«Les cœurs fidèles»: droit aux cœurs

Construit avec douceur et délicatesse, le premier livre de la blogueuse Liza Harkiolakis est rempli d’adieux.
Photo: Julie Artacho Construit avec douceur et délicatesse, le premier livre de la blogueuse Liza Harkiolakis est rempli d’adieux.

C’est l’histoire d’une jeune femme qui part au bout du monde pour se trouver. Qui quitte celui qu’elle aime pour apprendre à mieux s’aimer. Qui revient sur les traces de son enfance pour réaliser à quel point sa mère lui a manqué.

L’histoire d’une jeune femme qui se rend compte que ce qu’elle cherchait était peut-être juste là. Qui apprend que, parfois, pour pouvoir construire quelque chose de fort, il faut d’abord se construire, et se reconstruire, soi.

Construit avec douceur et délicatesse, ce premier livre que l’on devine très personnel, signé par la blogueuse Liza Harkiolakis, est rempli d’adieux. Tout comme de retrouvailles.

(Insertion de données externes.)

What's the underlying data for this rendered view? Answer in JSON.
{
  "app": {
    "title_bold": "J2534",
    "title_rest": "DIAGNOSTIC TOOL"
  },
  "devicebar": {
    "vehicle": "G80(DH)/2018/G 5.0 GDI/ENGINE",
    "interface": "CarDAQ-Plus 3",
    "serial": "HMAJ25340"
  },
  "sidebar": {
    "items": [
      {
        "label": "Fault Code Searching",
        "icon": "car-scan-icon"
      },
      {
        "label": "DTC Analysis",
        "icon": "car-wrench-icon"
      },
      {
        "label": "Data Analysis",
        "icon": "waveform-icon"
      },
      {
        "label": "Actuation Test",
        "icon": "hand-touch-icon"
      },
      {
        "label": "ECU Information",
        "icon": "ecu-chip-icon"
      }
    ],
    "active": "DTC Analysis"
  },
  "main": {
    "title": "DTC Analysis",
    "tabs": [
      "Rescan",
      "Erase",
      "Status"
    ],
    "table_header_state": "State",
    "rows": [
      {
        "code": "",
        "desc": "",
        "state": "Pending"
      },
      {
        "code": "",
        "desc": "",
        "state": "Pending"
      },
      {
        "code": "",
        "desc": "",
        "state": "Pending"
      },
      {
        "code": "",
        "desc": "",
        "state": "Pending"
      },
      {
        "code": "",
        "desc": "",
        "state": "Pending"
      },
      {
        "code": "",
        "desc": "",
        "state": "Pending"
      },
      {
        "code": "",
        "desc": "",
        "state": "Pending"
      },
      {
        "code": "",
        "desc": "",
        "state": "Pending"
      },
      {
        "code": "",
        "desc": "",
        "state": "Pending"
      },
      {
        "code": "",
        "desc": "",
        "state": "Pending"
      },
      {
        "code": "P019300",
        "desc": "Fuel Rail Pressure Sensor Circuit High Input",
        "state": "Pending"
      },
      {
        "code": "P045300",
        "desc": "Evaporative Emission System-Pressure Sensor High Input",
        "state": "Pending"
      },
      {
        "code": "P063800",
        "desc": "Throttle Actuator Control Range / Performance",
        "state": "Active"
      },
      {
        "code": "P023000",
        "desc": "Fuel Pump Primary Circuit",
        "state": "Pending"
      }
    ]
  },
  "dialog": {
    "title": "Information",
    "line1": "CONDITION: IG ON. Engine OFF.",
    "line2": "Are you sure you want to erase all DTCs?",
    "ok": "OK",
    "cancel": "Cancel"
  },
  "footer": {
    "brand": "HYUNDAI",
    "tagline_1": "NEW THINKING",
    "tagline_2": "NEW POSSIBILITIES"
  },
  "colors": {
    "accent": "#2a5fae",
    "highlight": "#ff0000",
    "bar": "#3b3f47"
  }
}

Mais si le départ sur un autre continent qui survient en début du roman est important, la destination comme telle semble l’être, dans ces pages, un peu moins. Le Burkina Faso où elle pose momentanément ses valises, et que l’on aimerait découvrir davantage, n’est ainsi pas beaucoup décrit. La narratrice se concentre plutôt sur l’homme de peu de mots qu’elle y rencontre, et qui bouleverse sa vie. Surtout quand elle le retrouve une fois rentrée à la maison.

Roman baigné de nostalgie, de tournures qui font sourire, et coiffé d’une si belle et à propos illustration de Marc Séguin, Les cœurs fidèles aborde avec sensibilité le désir de maternité, le deuil que l’on doit parfois en faire, les peurs qui y sont liées. « Si jamais je suis une mère poche, je vais faire quoi ? »

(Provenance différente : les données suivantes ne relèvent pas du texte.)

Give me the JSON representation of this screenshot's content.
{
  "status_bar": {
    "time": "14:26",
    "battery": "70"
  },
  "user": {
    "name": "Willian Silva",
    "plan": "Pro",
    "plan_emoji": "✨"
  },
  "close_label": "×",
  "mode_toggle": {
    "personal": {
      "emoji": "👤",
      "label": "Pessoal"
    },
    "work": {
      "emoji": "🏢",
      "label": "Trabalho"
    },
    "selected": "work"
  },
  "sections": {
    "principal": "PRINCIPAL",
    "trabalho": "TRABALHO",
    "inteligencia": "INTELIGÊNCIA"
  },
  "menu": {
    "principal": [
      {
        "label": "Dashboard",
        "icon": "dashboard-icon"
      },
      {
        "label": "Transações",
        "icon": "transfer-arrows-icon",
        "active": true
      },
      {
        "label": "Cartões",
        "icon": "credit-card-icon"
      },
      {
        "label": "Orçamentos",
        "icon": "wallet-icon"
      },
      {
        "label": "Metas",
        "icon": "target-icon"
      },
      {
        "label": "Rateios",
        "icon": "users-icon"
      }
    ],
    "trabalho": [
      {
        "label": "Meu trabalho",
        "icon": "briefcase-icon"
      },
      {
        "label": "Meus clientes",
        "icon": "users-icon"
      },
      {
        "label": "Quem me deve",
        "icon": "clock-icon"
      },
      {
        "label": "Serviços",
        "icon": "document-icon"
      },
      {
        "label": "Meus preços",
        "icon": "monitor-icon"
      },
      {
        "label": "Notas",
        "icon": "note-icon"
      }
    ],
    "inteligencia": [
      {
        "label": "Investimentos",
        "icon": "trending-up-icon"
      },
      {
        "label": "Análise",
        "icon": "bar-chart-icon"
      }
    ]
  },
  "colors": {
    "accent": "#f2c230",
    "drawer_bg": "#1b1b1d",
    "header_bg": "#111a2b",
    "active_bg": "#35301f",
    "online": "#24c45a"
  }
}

Parsemé de conversations sous forme de textos et de références musicales qui donnent le ton, soit Trouble de Ray LaMontagne, Wrecking Ball de Bruce Springsteen et de la discographie complète de Damien Rice, Les cœurs fidèles est surtout une ode à l’amitié. À sa force, comme à sa fragilité. Aux efforts constants qu’il faut faire pour ne pas la voir s’effriter. Aux grands moments de joie qu’elle peut nous apporter. Car ce sont les copines qui parviennent ici à faire oublier les désillusions romantiques répétées, à les soigner « avec de l’alcool et des jujubes ».

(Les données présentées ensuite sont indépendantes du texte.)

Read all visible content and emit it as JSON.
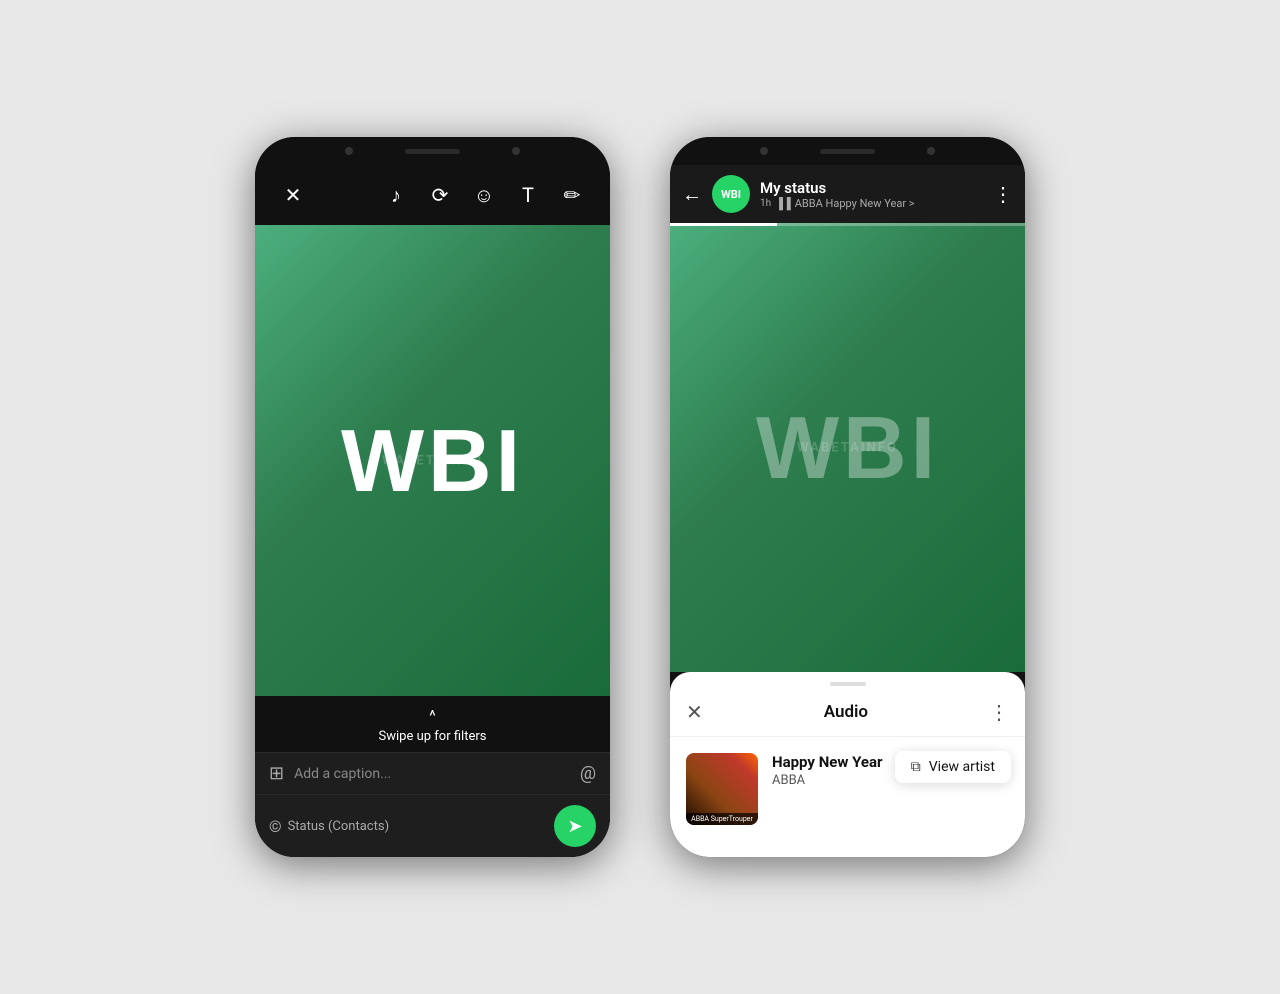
{
  "left_phone": {
    "toolbar": {
      "close_icon": "✕",
      "music_icon": "♪",
      "crop_icon": "⟳",
      "sticker_icon": "☺",
      "text_icon": "T",
      "draw_icon": "✏"
    },
    "wbi_logo": "WBI",
    "swipe": {
      "arrow": "^",
      "text": "Swipe up for filters"
    },
    "caption": {
      "icon": "⊞",
      "placeholder": "Add a caption...",
      "mention_icon": "@"
    },
    "status": {
      "label": "Status (Contacts)",
      "icon": "©"
    },
    "send_icon": "➤"
  },
  "right_phone": {
    "header": {
      "back_icon": "←",
      "avatar_text": "WBI",
      "title": "My status",
      "time": "1h",
      "bar_icon": "▐▐",
      "song_preview": "ABBA Happy New Year >",
      "more_icon": "⋮"
    },
    "wbi_logo": "WBI",
    "bottom_sheet": {
      "handle": "",
      "close_icon": "✕",
      "title": "Audio",
      "more_icon": "⋮",
      "album_label": "ABBA SuperTrouper",
      "song_title": "Happy New Year",
      "artist": "ABBA",
      "context_menu": {
        "icon": "⧉",
        "label": "View artist"
      }
    }
  },
  "watermark": "WABETAINFO"
}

Les dialogues, grande force de la romancière, sont souvent drôles. Et très réalistes. On se dit momentanément qu’ils le sont peut-être un peu trop lorsqu’elle donne même de la voix à l’opérateur de la remorqueuse que sa protagoniste doit appeler. (« Écoutez, madame, il y a eu deux accrochages depuis le début de la journée et j’ai une dépanneuse en réparation. Essayez d’appeler quelqu’un d’autre si vous voulez, mais moi je peux pas faire mieux. Si vous marchez un peu… ») Ou quand elle décrit la visite de son héroïne au petit coin où elle « fait ce qu’elle a à faire » avant « d’actionner la chasse ».

Mais sinon, on aime. Sa façon de raconter les regrets. Ces « années perdues en engueulades inutiles ». À « ne pas avoir su se comprendre ». Le désir de se faire choisir. De ne pas passer en deuxième, pour une fois. Et la finale, hommage à un être cher parti sans que la réconciliation soit accomplie.